There’s no doubt in our minds that Richard Ekkebus’s domain will be remembered as a paragon of the times, a restaurant ingrained in the culinary history of the city. Rendered in classic brushstrokes with a splatter of international flair, Amber today is as exciting as the day it first opened in 2005 – no mean feat for a restaurant operating somewhere as transient as Hong Kong.
Ekkebus, culinary director for The Landmark Mandarin Oriental, was in the kitchen on the evening of our visit. But even when he’s not – the Dutchman often travels to the mainland, where he oversees Fifty 8° Grill for the Mandarin Oriental in Shanghai – chef de cuisine Maxime Gilbert leads the brigade with a seamless confidence.
Stepping into Amber, our footsteps transitioning from the polished wood of the reception to the plush carpeting of the dining room, is just one of the many details that have become familiar to us over the years. That extraordinary centrepiece of hundreds of suspended bronze rods undulating above diners’ heads remains the strong visual statement, as the overarching look of the space is one of understated elegance, cloaked in the restaurant’s eponymous hue. The professionalism of the staff becomes the vital bridge between kitchen and diner, conveying the complexity of each culinary creation with clarity.
Of course, we don’t need them to explain to us the iconic Amber mainstay, the Hokkaido sea urchin in lobster Jell-O with cauliflower, farmed caviar and crispy seaweed waffles – it’s a defining dish that would create serious ripples should it ever be removed from the menu. But sometimes, there’s a new update on a signature ingredient that warrants introduction, such as in the classic line-caught amadai. On the autumn menu, the fish was rather appropriately partnered with Japanese accompaniments, such as rice-vinegared daikon, five types of seaweed and an umami broth with touches of Manni olive oil and yuzu. The Barbary duck that we fell in love with last year is still cooked daringly rare, but now has a new ensemble cast – a rillette of duck leg meat with a bouquet of pink radishes in place of pickled mushrooms with duck leg croquettes.
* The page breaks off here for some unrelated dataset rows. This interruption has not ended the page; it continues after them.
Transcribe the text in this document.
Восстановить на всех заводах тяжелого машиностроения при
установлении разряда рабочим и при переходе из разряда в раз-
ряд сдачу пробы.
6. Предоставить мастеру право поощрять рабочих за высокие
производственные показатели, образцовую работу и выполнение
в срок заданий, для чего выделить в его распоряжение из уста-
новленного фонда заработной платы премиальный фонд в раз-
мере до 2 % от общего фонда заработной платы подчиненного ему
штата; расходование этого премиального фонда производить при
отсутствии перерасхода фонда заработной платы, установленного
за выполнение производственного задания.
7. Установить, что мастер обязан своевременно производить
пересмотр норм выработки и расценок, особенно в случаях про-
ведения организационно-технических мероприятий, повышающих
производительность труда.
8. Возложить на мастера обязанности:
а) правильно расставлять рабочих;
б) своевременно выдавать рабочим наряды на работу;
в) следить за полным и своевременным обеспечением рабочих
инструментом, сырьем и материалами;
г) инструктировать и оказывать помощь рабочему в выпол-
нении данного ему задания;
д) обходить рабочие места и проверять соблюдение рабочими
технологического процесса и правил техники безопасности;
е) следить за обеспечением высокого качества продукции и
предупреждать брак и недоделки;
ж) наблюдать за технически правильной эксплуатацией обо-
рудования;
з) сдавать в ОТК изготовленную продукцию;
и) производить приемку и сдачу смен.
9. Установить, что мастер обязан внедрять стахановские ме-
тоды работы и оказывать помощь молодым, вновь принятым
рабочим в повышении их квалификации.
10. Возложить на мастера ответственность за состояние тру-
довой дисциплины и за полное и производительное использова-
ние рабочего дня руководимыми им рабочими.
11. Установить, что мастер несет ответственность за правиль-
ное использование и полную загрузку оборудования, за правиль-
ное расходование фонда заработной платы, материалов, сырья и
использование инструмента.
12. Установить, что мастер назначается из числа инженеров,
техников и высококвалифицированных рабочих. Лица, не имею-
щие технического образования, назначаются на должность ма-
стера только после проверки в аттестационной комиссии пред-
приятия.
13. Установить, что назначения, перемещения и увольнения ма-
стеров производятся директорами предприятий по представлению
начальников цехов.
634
And there lies the secret to Amber’s enduring appeal – the conscientious evolution of a menu that retains enough of its core character so as to not alienate loyal fans, but adds just the right amount of innovation to keep things thrilling. As the restaurant approaches its 10th anniversary in 2015, we can safely say that this will remain a firm favourite for diners in the years to come.